Their existence was intolerable, of course. He had known this all along, had tried to fight it, had tried to see it as another of nature's simple ways that were indifferent to the outcome. Much less deserving life forms than they had met with extinction; he would do his part.
Daniel Ironwood he found in the bathroom, trying with nervous hands to light more
to smoke. He dropped his paraphernalia when he saw Clay, naked and bloodied, and the knife was swift to fall. They grappled down along a peach-hued wall, a towel bar coming free, with which Daniel managed to strike a bruising blow along Clay's collarbone. He sank the knife through Daniel's lower abdomen and hung on despite the sudden burst of fetid odor. Knife grated bone, and together they twitched, and Daniel wept as his struggles grew feeble. Then nonexistent.
Oh, how he had wanted to live.
Ellie he found in the bedroom, sitting on her bed and drawn into a tight ball. He'd thought she might be the fiercest of the three, yet here she had all but surrendered, and he supposed no one was really as tough as they let on.

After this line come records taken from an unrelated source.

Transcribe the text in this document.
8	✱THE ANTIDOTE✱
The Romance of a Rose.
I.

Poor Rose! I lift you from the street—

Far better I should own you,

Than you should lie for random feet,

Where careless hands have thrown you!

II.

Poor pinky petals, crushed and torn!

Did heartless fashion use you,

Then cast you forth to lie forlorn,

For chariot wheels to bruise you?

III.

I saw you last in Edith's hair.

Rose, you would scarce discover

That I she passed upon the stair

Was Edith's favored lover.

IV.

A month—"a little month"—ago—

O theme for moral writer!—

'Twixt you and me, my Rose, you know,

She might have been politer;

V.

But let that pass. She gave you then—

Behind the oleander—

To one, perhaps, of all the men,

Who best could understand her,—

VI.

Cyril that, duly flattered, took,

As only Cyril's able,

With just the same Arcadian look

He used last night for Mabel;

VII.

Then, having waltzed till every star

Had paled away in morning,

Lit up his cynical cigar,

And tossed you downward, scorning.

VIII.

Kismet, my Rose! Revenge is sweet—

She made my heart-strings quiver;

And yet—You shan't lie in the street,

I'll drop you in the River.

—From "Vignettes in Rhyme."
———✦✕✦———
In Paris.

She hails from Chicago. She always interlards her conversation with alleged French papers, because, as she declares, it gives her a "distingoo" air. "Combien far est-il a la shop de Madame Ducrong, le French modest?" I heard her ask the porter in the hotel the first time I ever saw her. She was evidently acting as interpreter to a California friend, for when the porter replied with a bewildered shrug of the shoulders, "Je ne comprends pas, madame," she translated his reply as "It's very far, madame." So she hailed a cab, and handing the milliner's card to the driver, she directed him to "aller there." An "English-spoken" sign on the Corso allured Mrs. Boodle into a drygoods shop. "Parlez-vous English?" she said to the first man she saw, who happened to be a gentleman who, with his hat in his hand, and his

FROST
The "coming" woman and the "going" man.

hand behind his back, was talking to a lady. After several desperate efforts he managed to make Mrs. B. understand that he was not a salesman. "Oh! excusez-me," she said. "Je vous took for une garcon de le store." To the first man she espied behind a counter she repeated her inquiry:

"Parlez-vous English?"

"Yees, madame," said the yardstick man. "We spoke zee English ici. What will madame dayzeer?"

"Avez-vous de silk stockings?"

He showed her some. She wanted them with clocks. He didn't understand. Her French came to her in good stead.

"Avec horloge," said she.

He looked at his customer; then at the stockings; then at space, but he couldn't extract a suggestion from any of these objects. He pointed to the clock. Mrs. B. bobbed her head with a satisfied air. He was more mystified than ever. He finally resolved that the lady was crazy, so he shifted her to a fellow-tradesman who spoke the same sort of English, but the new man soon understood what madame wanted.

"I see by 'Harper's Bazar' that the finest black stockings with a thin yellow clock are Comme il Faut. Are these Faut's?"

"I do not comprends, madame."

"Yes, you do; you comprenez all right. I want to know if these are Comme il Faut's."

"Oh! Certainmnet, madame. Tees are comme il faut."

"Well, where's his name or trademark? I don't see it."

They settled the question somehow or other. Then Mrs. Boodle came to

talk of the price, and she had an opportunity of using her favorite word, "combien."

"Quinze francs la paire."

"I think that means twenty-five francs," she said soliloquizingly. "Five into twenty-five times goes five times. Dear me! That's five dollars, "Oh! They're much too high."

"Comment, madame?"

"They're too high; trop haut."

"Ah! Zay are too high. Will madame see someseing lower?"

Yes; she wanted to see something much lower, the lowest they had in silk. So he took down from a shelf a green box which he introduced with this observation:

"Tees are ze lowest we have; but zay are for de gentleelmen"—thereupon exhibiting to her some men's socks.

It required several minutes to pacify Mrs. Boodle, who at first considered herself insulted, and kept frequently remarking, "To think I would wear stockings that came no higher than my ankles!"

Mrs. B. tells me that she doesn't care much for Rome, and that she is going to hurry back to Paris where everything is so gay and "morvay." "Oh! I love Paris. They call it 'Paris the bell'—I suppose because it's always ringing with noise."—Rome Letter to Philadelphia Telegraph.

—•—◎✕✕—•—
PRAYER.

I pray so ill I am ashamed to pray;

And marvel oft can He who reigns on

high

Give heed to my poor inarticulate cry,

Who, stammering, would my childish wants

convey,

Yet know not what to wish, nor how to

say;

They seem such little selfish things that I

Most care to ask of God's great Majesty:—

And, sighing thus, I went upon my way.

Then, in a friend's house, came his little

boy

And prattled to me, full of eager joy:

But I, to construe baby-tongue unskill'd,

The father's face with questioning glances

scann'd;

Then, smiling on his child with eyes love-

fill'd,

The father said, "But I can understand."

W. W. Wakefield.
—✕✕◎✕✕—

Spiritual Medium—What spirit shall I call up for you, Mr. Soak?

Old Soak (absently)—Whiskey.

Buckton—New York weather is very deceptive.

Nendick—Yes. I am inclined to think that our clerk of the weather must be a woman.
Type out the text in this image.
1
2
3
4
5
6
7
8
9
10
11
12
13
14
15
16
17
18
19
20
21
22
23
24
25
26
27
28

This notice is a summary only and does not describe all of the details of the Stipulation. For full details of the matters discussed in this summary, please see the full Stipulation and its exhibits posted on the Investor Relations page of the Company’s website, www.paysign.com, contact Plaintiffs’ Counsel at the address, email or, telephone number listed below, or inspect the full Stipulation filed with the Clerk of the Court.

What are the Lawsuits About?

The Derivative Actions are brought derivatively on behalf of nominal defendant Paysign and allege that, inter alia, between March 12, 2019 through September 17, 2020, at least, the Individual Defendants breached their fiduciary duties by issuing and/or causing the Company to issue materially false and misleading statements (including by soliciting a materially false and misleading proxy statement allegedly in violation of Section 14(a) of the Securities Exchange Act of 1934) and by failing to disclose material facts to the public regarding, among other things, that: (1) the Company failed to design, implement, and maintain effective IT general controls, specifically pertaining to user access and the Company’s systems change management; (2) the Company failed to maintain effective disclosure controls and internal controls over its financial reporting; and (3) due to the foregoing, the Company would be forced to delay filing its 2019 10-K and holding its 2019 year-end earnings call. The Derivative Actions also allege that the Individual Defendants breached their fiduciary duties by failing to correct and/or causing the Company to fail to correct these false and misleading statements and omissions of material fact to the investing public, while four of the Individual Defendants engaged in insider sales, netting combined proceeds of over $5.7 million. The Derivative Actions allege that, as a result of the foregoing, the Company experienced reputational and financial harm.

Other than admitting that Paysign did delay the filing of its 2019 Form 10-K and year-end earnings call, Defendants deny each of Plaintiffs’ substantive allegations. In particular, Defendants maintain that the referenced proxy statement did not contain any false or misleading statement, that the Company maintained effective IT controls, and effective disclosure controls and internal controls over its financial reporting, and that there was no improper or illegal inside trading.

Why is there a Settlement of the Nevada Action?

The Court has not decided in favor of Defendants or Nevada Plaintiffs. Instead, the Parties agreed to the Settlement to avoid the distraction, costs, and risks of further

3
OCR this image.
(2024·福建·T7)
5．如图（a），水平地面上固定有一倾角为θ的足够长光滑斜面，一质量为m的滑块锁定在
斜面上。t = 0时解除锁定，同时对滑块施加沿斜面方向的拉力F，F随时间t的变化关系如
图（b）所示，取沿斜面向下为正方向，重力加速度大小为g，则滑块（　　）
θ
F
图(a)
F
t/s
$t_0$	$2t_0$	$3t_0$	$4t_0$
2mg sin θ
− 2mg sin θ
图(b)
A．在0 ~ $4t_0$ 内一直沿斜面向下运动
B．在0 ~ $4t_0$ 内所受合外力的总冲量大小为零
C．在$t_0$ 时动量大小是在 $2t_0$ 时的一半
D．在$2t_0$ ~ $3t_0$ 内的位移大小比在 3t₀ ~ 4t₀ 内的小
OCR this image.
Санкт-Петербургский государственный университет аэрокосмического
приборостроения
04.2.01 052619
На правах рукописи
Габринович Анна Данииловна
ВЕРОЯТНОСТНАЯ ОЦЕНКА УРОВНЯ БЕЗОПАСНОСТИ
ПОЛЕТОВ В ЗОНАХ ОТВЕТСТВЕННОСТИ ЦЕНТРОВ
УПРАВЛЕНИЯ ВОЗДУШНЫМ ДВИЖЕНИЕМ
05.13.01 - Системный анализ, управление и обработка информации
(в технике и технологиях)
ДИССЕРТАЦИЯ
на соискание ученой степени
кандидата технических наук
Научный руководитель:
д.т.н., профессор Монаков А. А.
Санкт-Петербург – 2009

And Ellie knew him, knew his heart as well as he did.
"I can't help what I am," she whispered, and would neither tremble nor cry. Nor beg.
"None of us can," he said, and proved to himself just how wrong Valentine had been last night on the balcony, on the theory and practice of killing.
The third one is by far the hardest.
*
He made his way back to the living room, where Adrienne had not moved. He was spent by now. All the days, all the miles, too little sleep and precious little food — he was consuming himself from the inside. He had glimpsed his body in a mirror back there and it had looked wasted.
He fell into Valentine's chair, one foot on the man himself, and used the remote to turn on the television. Flipped around but found nothing of redemption so he turned it off. The silence left a yawning void.
Adrienne was watching him from the floor, not so certain that her own turn wasn't coming next — or so her gaze struck him — and he knew he had done far worse than kill her already. The thought made him cry and he hurled the knife away, down the hall.
Clay slid to the floor, crawled to her, and from beneath the comforter one arm extended. She raised herself enough so that they were able to fit together, her head resting against his shoulder, sticky though it now was. An arm around him next, and a hand upon his knee.